Добавить в цитаты Настройки чтения

Страница 85 из 164

В Кремле многое говорило и глазам, и ушам, и даже носу Богдана. Знал он, как горят золотые кремлевские купола в ясный день, видел тусклый, тяжелый их отсвет в ненастье, помнил праздничный перезвон колоколов, глухой их рокот в дни тревог, были знакомы ему запахи дорогого, пряного ладана кремлевских церквей и соборов. Запахи незатоптанной, вольной кремлевской земли, что годами и десятилетиями охранялась на царском и боярских подворьях Кремля от чужой ноги. Это был вовсе иной дух, нежели дух Пожара, Варварки, других московских улиц, истоптанных тысячами людей. Там были запахи пота и крови, запахи нужды и человеческого горя. Здесь били власть и сила, покой и богатство. По весне в Кремле свежестью дышала нетронутая трава, а по осени над боярскими тихими дворами летала золотая паутина и пронзительно, до сладкой боли в душе, свистели синицы. И воевода шагал и смотрел, и под солнышком грелся, и дышал, и, знать, от всего этого, едва выйти на Чудовскую улицу, напрямую ведущую к его родовому двору, начал спотыкаться. А когда подошли к Никольскому крестцу, разделявшему его, воеводин, и царев дворы, стрельцы взяли Богдана под руки. Он уже идти не мог.

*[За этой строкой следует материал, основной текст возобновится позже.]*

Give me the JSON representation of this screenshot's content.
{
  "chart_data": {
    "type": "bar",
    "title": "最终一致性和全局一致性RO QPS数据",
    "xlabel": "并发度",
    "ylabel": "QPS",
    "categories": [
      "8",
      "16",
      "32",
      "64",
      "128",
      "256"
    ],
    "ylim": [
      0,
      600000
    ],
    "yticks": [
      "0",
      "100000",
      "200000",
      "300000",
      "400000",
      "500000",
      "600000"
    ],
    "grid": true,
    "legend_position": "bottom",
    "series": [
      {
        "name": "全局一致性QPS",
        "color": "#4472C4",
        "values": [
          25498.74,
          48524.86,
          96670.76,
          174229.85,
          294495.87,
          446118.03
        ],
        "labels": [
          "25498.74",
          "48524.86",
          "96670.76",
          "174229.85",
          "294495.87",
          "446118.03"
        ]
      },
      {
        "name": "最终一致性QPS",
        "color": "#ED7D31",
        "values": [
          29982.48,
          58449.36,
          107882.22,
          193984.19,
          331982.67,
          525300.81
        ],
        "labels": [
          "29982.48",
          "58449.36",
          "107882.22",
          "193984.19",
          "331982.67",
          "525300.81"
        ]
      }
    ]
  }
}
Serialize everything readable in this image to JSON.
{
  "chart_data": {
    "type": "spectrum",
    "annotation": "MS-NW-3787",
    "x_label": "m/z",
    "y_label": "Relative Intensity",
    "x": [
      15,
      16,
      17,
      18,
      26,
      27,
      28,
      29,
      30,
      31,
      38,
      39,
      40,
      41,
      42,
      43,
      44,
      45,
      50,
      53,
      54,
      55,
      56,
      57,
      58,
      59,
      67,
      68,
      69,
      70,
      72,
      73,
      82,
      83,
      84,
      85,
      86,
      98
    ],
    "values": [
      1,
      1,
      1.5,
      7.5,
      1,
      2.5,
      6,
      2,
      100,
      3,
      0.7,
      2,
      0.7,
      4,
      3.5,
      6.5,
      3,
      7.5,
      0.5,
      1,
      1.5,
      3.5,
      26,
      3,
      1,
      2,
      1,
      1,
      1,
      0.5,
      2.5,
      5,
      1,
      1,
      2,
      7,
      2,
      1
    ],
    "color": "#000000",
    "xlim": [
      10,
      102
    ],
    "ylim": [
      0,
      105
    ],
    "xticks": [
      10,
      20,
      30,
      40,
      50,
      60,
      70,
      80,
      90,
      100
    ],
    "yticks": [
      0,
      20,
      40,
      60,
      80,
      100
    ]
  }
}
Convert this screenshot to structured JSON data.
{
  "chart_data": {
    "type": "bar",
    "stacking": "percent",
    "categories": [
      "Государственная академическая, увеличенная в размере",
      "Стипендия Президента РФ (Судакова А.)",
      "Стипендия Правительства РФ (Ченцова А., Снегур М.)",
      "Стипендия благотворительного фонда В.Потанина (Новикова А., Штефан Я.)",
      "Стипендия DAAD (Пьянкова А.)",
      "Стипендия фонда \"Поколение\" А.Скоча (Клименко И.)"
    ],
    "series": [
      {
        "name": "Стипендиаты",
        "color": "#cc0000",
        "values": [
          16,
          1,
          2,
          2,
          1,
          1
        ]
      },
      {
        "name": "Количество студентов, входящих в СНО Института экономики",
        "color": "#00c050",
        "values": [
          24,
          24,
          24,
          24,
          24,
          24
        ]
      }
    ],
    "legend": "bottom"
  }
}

Подняв воеводу по ступеням во дворец и введя в палаты, кои ему уже не принадлежали, но были отписаны по суду, Бельскому приказали одеться, как на великий праздник. Когда сказал ему такое серый дьяк с наглым лицом и ищущими, рысьими глазами, Богдан даже откачнулся. Однако его крепко взяли за руки и призвали холопов с требованием вынести лучшие одежды. Одевали воеводу в соболя, в тончайший шелк, пристегнули сплошь шитый жемчугом воротник, нанизали на пальцы перстни с лалами с добрый лесной орех. Но и это было не все. Насурьмили воеводе брови, подкрасили глаза и губы, как и должно было на праздник, и тщательно, волосок за волоском, расчесали бороду. Богатую бороду, красу и гордость, честь дворянскую, коя говорила о знатности рода, о великой приверженности Богдана к старине. И только тогда, когда все это было проделано, когда сняли холопы внимательными пальцами последнюю ненароком севшую на боярскую шубу пушинку, Богдана Бельского вновь вывели из дворца и повели через Кремль, через Пожар, иными улицами, на виду таращивших глаза прохожих, на Болото, где вершились торговые казни, драли кнутами ворье и разбойников, непотребных женок, где плакала, валяясь в грязи и моля о пощаде, шушера, сброд, сволочь московского люда.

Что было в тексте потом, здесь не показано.